ビヘイビアモードを構築するときは、さまざまなエクスプレッションを含めるようにしましょう。感情や状態全体を典型的なエクスプレッション1つで表現しようとすると、ビヘイビアが反復的で先が読めるものになりかねず、きわめて不自然です。生身の人間が完全に同じフェイシャルエクスプレッションを繰り返すことはないので、エクスプレッションのバリエーションをいくつか用意したうえで、キャラクターが機械仕掛けではない生物らしく見えるようにしてください。
以下の画像は、「エフォート」のビヘイビアモード用に作成された一連のエクスプレッションを並べたものです。








エクスプレッションの定義
個々のエクスプレッションは、キャラクターのマッスルのポーズとして定義します。
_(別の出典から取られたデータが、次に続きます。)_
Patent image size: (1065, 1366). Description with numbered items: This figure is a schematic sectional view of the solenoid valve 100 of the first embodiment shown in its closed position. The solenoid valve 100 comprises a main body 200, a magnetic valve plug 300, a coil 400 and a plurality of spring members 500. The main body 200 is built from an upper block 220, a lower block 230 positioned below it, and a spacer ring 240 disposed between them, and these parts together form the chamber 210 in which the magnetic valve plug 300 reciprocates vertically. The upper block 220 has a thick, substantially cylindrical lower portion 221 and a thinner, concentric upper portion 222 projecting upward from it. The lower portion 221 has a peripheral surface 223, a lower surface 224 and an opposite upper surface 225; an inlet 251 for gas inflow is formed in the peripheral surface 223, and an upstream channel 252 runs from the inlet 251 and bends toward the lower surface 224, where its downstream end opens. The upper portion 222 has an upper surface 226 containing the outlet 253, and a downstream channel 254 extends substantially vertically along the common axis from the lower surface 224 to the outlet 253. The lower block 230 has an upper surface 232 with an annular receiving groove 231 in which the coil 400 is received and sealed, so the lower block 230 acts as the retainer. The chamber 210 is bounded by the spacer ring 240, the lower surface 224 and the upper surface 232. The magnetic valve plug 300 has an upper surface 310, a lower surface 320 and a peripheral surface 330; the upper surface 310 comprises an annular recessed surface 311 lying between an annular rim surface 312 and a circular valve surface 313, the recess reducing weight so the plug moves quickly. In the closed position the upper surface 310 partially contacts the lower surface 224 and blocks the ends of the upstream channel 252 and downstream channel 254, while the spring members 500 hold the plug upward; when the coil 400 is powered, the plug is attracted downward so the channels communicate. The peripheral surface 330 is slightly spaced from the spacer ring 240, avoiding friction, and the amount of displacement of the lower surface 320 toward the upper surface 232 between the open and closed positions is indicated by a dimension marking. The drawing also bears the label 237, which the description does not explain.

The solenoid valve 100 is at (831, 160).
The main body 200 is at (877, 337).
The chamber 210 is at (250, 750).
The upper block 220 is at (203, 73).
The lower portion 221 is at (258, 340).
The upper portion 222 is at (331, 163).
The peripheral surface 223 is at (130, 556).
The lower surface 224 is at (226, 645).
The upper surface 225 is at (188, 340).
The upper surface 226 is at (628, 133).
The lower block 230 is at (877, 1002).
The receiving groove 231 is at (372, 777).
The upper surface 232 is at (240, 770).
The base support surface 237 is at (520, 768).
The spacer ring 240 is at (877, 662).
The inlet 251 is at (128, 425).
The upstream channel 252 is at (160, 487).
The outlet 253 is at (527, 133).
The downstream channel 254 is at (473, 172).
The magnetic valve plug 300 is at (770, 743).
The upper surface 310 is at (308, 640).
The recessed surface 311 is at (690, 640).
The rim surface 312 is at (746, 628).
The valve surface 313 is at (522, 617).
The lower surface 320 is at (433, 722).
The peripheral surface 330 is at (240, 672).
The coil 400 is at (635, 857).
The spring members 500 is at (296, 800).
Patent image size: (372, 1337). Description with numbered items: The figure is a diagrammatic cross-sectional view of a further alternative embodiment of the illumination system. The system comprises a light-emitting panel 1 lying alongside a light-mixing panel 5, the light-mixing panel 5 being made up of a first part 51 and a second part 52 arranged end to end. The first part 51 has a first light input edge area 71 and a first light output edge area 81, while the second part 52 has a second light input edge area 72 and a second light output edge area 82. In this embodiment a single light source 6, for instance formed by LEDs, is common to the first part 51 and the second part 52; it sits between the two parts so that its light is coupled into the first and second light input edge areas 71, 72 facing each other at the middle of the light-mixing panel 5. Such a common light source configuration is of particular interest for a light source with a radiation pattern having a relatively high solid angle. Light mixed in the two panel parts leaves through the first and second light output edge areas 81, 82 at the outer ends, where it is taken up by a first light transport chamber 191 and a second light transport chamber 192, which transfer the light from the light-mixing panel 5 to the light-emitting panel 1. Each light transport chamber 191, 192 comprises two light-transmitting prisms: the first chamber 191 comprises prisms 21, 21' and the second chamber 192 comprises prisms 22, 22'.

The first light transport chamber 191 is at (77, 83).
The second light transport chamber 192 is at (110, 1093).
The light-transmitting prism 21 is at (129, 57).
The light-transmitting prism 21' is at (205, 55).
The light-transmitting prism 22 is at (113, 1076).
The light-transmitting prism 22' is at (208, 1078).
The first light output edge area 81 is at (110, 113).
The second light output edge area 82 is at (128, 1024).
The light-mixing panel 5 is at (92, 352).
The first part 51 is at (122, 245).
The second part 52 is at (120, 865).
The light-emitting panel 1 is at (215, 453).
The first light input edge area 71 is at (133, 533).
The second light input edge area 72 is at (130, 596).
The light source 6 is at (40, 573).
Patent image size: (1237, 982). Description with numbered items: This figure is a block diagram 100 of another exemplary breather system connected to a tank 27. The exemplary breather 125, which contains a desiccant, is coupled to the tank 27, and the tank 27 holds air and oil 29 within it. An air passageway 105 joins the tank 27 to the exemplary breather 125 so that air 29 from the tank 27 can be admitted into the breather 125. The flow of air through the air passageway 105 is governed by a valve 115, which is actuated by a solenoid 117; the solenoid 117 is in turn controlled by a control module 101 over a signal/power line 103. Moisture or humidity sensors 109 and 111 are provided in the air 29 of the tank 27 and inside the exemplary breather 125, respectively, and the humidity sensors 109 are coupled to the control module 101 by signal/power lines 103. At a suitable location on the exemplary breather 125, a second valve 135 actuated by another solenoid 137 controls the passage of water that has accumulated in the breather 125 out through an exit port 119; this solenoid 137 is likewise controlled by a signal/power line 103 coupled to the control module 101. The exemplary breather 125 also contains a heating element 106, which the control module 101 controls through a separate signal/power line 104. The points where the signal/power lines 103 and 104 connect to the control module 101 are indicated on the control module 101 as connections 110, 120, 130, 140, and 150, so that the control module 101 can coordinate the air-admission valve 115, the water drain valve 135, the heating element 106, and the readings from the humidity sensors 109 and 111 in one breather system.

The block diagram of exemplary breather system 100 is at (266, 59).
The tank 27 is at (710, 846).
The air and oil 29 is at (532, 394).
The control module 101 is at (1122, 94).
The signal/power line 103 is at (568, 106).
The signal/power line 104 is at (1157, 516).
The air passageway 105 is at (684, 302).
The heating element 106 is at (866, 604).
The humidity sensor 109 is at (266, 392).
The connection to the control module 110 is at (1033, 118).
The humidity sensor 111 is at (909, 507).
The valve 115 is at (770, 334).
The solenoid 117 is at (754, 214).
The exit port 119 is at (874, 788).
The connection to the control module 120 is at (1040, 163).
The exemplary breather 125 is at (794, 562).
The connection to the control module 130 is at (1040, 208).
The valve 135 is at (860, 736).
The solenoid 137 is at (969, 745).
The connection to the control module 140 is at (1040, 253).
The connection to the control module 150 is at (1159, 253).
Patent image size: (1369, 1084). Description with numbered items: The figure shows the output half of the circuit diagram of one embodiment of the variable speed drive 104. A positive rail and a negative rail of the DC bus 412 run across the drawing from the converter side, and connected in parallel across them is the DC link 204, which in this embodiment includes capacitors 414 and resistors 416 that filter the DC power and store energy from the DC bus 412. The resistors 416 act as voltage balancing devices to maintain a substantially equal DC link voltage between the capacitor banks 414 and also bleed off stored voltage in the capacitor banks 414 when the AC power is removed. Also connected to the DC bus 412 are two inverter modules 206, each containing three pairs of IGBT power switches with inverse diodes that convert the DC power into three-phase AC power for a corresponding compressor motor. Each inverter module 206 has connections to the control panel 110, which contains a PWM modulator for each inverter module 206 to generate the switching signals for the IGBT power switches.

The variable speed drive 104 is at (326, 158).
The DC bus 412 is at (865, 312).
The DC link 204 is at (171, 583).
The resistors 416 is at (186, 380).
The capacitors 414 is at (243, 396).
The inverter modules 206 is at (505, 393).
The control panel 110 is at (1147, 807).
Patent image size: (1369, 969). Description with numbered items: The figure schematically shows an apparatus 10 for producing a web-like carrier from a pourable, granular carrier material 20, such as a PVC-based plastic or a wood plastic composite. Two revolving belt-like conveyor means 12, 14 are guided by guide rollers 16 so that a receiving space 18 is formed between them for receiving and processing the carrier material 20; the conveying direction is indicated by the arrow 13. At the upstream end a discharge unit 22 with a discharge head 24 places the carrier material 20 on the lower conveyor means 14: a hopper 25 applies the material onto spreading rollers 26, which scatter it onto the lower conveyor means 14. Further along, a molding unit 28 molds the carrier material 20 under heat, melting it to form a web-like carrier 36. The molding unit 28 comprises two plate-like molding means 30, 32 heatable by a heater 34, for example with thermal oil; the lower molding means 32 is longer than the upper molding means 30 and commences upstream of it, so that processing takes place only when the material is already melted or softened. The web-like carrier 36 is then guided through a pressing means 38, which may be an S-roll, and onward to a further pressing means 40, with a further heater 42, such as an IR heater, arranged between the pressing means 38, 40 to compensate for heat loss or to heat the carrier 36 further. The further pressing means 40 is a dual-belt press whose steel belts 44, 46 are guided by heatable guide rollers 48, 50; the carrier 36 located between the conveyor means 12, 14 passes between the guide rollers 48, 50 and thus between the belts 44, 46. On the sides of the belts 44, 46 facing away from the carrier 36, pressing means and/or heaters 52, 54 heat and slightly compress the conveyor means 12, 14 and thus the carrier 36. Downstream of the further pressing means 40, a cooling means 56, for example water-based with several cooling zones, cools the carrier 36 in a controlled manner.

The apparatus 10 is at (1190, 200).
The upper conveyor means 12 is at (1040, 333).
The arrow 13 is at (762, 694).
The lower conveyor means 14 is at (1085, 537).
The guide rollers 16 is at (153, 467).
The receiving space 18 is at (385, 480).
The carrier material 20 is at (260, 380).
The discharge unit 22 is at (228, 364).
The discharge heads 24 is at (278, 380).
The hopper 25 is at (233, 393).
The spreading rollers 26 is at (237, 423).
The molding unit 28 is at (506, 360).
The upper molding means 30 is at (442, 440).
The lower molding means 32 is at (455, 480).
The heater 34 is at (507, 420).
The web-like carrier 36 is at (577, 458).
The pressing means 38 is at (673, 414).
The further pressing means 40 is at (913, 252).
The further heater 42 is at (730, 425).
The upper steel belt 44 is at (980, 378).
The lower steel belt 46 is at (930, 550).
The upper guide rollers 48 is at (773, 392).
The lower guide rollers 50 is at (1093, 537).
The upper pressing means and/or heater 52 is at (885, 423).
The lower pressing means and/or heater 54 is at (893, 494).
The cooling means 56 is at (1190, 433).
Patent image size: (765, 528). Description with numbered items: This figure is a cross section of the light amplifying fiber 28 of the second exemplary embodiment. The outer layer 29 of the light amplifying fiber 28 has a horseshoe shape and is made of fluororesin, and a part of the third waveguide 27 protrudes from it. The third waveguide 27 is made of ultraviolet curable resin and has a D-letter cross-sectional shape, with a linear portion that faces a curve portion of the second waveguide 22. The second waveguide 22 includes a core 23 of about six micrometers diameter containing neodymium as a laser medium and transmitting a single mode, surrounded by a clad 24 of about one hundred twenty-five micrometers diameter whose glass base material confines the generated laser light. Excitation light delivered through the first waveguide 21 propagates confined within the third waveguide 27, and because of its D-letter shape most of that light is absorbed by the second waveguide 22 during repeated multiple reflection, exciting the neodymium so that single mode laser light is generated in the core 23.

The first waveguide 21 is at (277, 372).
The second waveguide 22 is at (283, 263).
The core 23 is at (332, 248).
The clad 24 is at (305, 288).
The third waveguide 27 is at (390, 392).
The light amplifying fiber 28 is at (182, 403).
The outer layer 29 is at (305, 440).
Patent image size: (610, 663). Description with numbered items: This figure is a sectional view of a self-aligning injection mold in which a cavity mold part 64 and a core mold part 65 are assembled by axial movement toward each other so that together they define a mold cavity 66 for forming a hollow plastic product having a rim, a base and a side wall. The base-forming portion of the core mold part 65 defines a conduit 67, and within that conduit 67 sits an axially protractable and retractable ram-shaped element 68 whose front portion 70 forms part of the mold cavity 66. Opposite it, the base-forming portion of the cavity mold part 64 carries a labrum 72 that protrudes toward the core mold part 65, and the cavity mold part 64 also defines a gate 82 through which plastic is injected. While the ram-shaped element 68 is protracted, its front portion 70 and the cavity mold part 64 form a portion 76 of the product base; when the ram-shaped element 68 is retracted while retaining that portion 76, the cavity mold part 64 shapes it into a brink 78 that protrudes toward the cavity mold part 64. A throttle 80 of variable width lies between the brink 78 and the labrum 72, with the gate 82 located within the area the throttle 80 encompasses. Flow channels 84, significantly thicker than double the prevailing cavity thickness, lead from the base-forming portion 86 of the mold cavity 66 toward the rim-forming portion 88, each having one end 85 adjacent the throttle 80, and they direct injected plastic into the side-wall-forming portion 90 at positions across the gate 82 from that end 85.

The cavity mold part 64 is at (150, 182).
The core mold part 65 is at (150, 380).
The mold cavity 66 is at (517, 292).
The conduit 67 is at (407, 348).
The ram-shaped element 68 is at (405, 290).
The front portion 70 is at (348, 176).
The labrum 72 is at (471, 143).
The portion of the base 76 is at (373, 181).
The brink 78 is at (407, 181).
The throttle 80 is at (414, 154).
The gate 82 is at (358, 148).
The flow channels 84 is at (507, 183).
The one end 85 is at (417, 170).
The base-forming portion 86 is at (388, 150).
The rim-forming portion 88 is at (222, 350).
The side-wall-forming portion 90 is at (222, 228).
たとえば、次のエクスプレッションは、その下の表に記載したマッスルの設定で構成されています。

brow_lower_L | 0.94 | inner_brow_lower_R | 0.35 |
各マッスルはリグのアニメーションターゲットを設定することで形成されるのに対して、各エクスプレッションは、マッスルを設定することで形成されます。この階層構造を示したものが以下の図です。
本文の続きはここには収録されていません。